January 9, 2015
When Erin Sutherland (MA’12) arrived in Kingston from Alberta five years ago, planning for the 200th anniversary of Sir John A. Macdonald’s birth had already begun. With a background in native studies, Ms. Sutherland decided to work on incorporating Indigenous voices and perspectives into the commemoration.
Her efforts led to “Talking Back to Johnny Mac,” a performance series that will focus on Macdonald’s role and impact on Indigenous/settler relationships. The series launched on Jan. 11, Macdonald's bicentennial, with a performance by Métis artist and scholar David Garneau.

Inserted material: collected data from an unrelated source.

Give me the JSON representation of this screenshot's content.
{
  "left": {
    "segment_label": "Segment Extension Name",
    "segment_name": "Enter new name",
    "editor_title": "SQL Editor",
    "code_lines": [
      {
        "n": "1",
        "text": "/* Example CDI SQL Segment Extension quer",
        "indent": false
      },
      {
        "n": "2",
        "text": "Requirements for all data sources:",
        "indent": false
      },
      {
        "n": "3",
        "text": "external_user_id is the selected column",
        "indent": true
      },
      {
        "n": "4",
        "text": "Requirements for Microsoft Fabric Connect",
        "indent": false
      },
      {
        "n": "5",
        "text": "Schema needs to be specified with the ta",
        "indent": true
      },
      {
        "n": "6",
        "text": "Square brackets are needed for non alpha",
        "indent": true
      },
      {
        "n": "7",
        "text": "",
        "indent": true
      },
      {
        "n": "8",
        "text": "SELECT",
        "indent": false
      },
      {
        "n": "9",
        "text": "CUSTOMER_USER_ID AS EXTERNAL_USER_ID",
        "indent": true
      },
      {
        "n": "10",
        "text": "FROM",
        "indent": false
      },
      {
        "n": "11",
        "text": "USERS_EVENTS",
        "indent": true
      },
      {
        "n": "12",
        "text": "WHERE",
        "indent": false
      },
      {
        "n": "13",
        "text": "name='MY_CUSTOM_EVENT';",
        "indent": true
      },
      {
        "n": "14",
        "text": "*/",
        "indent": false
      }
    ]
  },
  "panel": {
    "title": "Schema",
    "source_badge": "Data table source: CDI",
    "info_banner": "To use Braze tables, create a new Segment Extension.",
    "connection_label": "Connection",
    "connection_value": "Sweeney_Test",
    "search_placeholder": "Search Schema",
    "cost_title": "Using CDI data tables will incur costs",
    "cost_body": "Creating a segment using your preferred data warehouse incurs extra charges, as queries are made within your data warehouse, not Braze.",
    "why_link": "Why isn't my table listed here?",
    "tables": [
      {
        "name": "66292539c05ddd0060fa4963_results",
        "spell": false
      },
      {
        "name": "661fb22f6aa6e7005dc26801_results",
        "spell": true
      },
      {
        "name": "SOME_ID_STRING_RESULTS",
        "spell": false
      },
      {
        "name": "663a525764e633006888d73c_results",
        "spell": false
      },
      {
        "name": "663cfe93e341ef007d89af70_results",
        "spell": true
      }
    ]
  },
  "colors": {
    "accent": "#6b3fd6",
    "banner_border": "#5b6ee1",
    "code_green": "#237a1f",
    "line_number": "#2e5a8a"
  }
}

“Sir John A. Macdonald was obviously a complex person and part of a complicated history,” says Ms. Sutherland, a PhD candidate in the cultural studies program. “I see this series as a way for Indigenous and non-Indigenous people to engage in this celebratory moment while adding to the conversation about the multiple sides of Canada’s first prime minister.”
Five interdisciplinary artists will produce site-specific performances that explore issues of colonialism and Indigenous identities. The performances will occur in public spaces and be open to everyone.
Ms. Sutherland’s PhD research focuses on Indigenous curatorial methodologies and, more specifically, Indigenous performance art. “The series is a perfect way to meld my PhD interests and my desire to engage in this bicentennial,” she explains. “I am also excited to bring diverse artists to Kingston who haven’t performed in the city.”
While many of the bicentennial events celebrate Macdonald’s contributions as a nation-builder, Ms. Sutherland believes it’s important to think critically about one of Canada’s enduring icons.
“Sometimes we forget about the ways our colonial past influences our present,” she says. “Some people have talked about how Macdonald was a man of his time, but policies he was a huge part of such as the Indian Act and residential schools still have very real impacts today.”
Ms. Sutherland is still finalizing the dates for the other performances by Leah Decter, Ayumi Goto, Peter Morin and Adrian A. Stimson.